I'm thinking about rolling my own by simply brute force converting a vector to a string, i.e. providing a vector interface to a string. Good idea?

A: 

It was discussed years ago (and a few of the names in that thread may look a bit familiar :-) ), but I don't know of an existing implementation. I don't think I'd try to adapt std::string to the task. The exact requirements on the type over which std::basic_string aren't well stated, but the standard is pretty clear that it's only intended for something that acts a lot like char. For types that are substantially different, it might still work, but it's hard to say what would happen -- it was never intended for, and probably hasn't been tested with many types other than small integers.

When you get down to it, implementing std::vector from scratch (even including a small vector optimization) won't be terribly difficult.

Jerry Coffin
Implementing `std::vector` *correctly* from scratch is surprisingly hard.
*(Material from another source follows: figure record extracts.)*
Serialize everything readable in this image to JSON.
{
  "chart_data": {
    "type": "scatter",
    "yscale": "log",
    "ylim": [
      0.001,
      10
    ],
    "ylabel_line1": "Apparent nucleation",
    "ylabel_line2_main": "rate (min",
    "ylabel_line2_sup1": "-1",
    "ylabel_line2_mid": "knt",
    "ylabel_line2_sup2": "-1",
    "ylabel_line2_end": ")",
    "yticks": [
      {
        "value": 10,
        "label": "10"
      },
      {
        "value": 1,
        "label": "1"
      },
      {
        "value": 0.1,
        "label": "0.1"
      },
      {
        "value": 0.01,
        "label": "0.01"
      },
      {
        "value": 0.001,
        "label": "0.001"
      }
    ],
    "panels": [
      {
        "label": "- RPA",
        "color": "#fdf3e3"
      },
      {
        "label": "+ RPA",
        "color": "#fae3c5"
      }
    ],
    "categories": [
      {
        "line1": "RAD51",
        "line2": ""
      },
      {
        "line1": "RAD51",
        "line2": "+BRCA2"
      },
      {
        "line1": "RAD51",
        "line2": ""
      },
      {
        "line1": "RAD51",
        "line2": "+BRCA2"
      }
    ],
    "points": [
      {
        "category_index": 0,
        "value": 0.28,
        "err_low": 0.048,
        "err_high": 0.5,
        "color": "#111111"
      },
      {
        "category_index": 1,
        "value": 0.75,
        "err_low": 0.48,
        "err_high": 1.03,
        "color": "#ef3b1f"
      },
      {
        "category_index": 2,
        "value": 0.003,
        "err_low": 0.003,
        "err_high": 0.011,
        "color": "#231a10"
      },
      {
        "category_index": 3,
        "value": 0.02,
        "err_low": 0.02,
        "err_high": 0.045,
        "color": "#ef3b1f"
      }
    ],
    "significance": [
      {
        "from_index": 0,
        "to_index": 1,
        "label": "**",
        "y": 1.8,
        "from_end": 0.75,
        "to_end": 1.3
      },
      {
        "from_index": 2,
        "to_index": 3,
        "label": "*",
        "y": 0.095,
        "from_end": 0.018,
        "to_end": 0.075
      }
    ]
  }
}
Of course, if you choose to ignore exception safety it becomes a lot easier, but then it's no longer a meaningful (or useful) `vector` implementation.
jalf
Thanks for the pointer - unfortunately the discussion never really reached a conclusion.Implementing my own vector wouldn't be all that difficult, I agree. However, I was hoping of just plugging in some ready made class and see the effect on memory consumption. I'm currently toying with various ideas of reducing our memory footprint and this is only one of them.
BuschnicK
When that is said, I do think a custom vector implementation would be the best way to achieve this. Wrapping the existing vector class would make it hard to exploit the object's size efficiently, and a custom vector isn't rocket science, as long as you're careful and know what you're doing.
jalf
Jerry Coffin
@Jerry: True, I don't think that can be done either. But at least it's a bit of a corner case, where you can probably live without the nothrow guarantee.
jalf
@Jerry: I don't know why swap would throw. The number of external buffers after swap is the same number as before swap, the number of small vector optimizations is the same after as before. There's no need for allocation, you just swap the small-vector flag along with the buffer pointer. (and that flag might be the LSB of the pointer, when sizeof(T) > 1)
Ben Voigt
+2  A: 

You can borrow the SmallVector implementation from LLVM. (header only, located in LLVM\include\llvm\ADT)

Thomas Petit
A: 

If T is a POD type why not basic_string instead of vector??